Avec un taux de remplissage national de 57,5 % fin janvier 2026 et des réserves dépassant 9,6 milliards de m³, les barrages marocains enregistrent leur meilleure performance hydrique depuis près de sept ans. Le chiffre impressionne : en un an, les stocks ont plus que doublé, effaçant partiellement le spectre d’une crise hydrique devenue structurelle depuis 2019.

Mais replacée dans son contexte historique, cette embellie apparaît moins comme un retour à la normalité que comme une respiration dans un cycle climatique instable.

Au début des années 2010, les barrages marocains évoluaient régulièrement au-dessus de 75 % de remplissage, avec un record proche de 87 % en 2010. À cette époque, la question de l’eau relevait davantage de la gestion que de la pénurie. La rupture intervient progressivement après 2018, lorsque s’installe un cycle de sécheresse prolongée.

Fin d’un cycle de sécheresse ?

Entre 2022 et 2024, le taux national chute durablement sous la barre des 35 %, atteignant un creux historique d’environ 23 % en janvier 2024. Cette période marque un tournant : pour la première fois, la question hydrique devient centrale dans la planification économique, agricole et énergétique du pays.
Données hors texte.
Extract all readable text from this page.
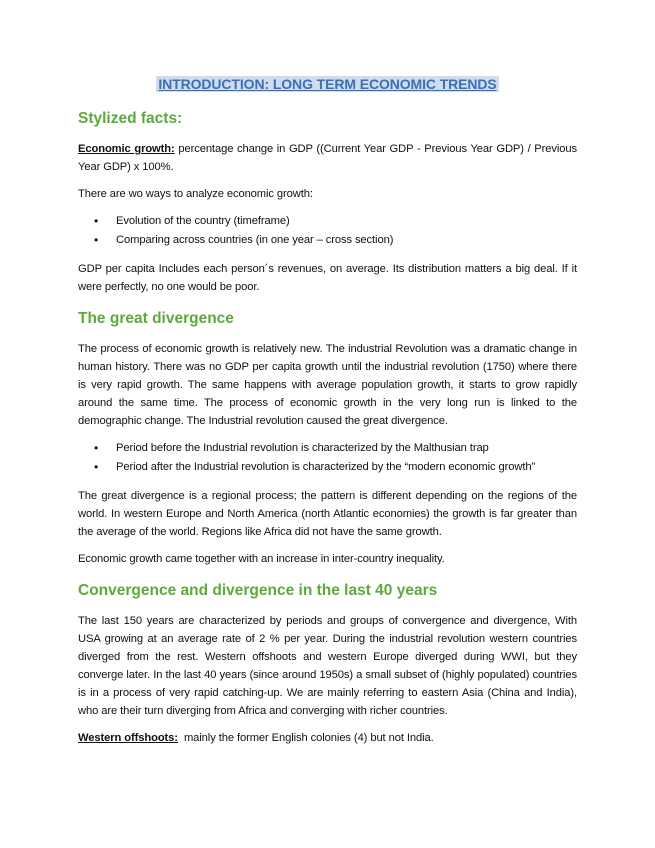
INTRODUCTION: LONG TERM ECONOMIC TRENDS
Stylized facts:

Economic growth: percentage change in GDP ((Current Year GDP - Previous Year GDP) / Previous Year GDP) x 100%.

There are wo ways to analyze economic growth:

• Evolution of the country (timeframe)
• Comparing across countries (in one year – cross section)

GDP per capita Includes each person´s revenues, on average. Its distribution matters a big deal. If it were perfectly, no one would be poor.

The great divergence

The process of economic growth is relatively new. The industrial Revolution was a dramatic change in human history. There was no GDP per capita growth until the industrial revolution (1750) where there is very rapid growth. The same happens with average population growth, it starts to grow rapidly around the same time. The process of economic growth in the very long run is linked to the demographic change. The Industrial revolution caused the great divergence.

• Period before the Industrial revolution is characterized by the Malthusian trap
• Period after the Industrial revolution is characterized by the “modern economic growth”

The great divergence is a regional process; the pattern is different depending on the regions of the world. In western Europe and North America (north Atlantic economies) the growth is far greater than the average of the world. Regions like Africa did not have the same growth.

Economic growth came together with an increase in inter-country inequality.

Convergence and divergence in the last 40 years

The last 150 years are characterized by periods and groups of convergence and divergence, With USA growing at an average rate of 2 % per year. During the industrial revolution western countries diverged from the rest. Western offshoots and western Europe diverged during WWI, but they converge later. In the last 40 years (since around 1950s) a small subset of (highly populated) countries is in a process of very rapid catching-up. We are mainly referring to eastern Asia (China and India), who are their turn diverging from Africa and converging with richer countries.

Western offshoots:  mainly the former English colonies (4) but not India.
Le Maroc entre alors officiellement dans une phase de stress hydrique structurel.

Le rebond de 2026 ne doit donc pas être lu comme un retour aux années d’abondance, mais comme une correction exceptionnelle provoquée par un hiver très arrosé. Les niveaux actuels correspondent davantage aux équilibres observés en 2019, dernière année avant l’installation durable de la sécheresse.

Surtout, les chiffres nationaux masquent des disparités persistantes : les bassins du nord approchent la saturation, tandis que les bassins agricoles du centre et du sud restent en situation fragile. Cette géographie de l’eau rappelle que la vulnérabilité hydrique marocaine n’est pas conjoncturelle mais territoriale.
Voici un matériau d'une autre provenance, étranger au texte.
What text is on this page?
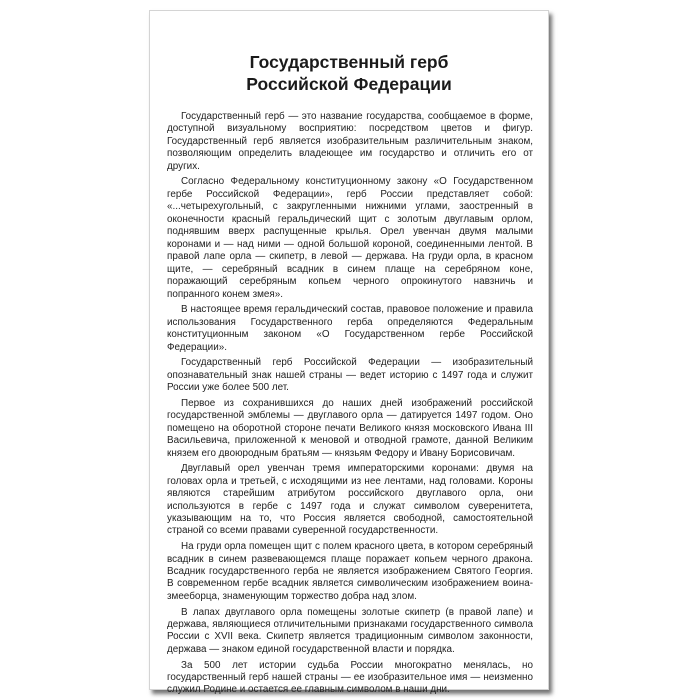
Государственный герб
Российской Федерации

Государственный герб — это название государства, сообщаемое в форме, доступной визуальному восприятию: посредством цветов и фигур. Государственный герб является изобразительным различительным знаком, позволяющим определить владеющее им государство и отличить его от других.

Согласно Федеральному конституционному закону «О Государственном гербе Российской Федерации», герб России представляет собой: «...четырехугольный, с закругленными нижними углами, заостренный в оконечности красный геральдический щит с золотым двуглавым орлом, поднявшим вверх распущенные крылья. Орел увенчан двумя малыми коронами и — над ними — одной большой короной, соединенными лентой. В правой лапе орла — скипетр, в левой — держава. На груди орла, в красном щите, — серебряный всадник в синем плаще на серебряном коне, поражающий серебряным копьем черного опрокинутого навзничь и попранного конем змея».

В настоящее время геральдический состав, правовое положение и правила использования Государственного герба определяются Федеральным конституционным законом «О Государственном гербе Российской Федерации».

Государственный герб Российской Федерации — изобразительный опознавательный знак нашей страны — ведет историю с 1497 года и служит России уже более 500 лет.

Первое из сохранившихся до наших дней изображений российской государственной эмблемы — двуглавого орла — датируется 1497 годом. Оно помещено на оборотной стороне печати Великого князя московского Ивана III Васильевича, приложенной к меновой и отводной грамоте, данной Великим князем его двоюродным братьям — князьям Федору и Ивану Борисовичам.

Двуглавый орел увенчан тремя императорскими коронами: двумя на головах орла и третьей, с исходящими из нее лентами, над головами. Короны являются старейшим атрибутом российского двуглавого орла, они используются в гербе с 1497 года и служат символом суверенитета, указывающим на то, что Россия является свободной, самостоятельной страной со всеми правами суверенной государственности.

На груди орла помещен щит с полем красного цвета, в котором серебряный всадник в синем развевающемся плаще поражает копьем черного дракона. Всадник государственного герба не является изображением Святого Георгия. В современном гербе всадник является символическим изображением воина-змееборца, знаменующим торжество добра над злом.

В лапах двуглавого орла помещены золотые скипетр (в правой лапе) и держава, являющиеся отличительными признаками государственного символа России с XVII века. Скипетр является традиционным символом законности, держава — знаком единой государственной власти и порядка.

За 500 лет истории судьба России многократно менялась, но государственный герб нашей страны — ее изобразительное имя — неизменно служил Родине и остается ее главным символом в наши дни.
La contrainte structurelle persiste

Autrement dit : les pluies ont rempli les barrages, mais elles n’ont pas supprimé la contrainte structurelle. L’amélioration actuelle offre une fenêtre stratégique. Elle permet de reconstituer les marges de sécurité, de soulager l’agriculture et de recharger partiellement les nappes. Mais elle renforce aussi une évidence : la sécurité hydrique du Maroc dépend désormais moins de la pluie que de sa capacité à transformer cette accalmie en politique durable.

Dessalement, interconnexions entre bassins, économies d’eau, modernisation de l’irrigation et gouvernance hydrique deviennent non pas des options, mais des piliers permanents. La crise n’est pas terminée. Elle a simplement changé de rythme.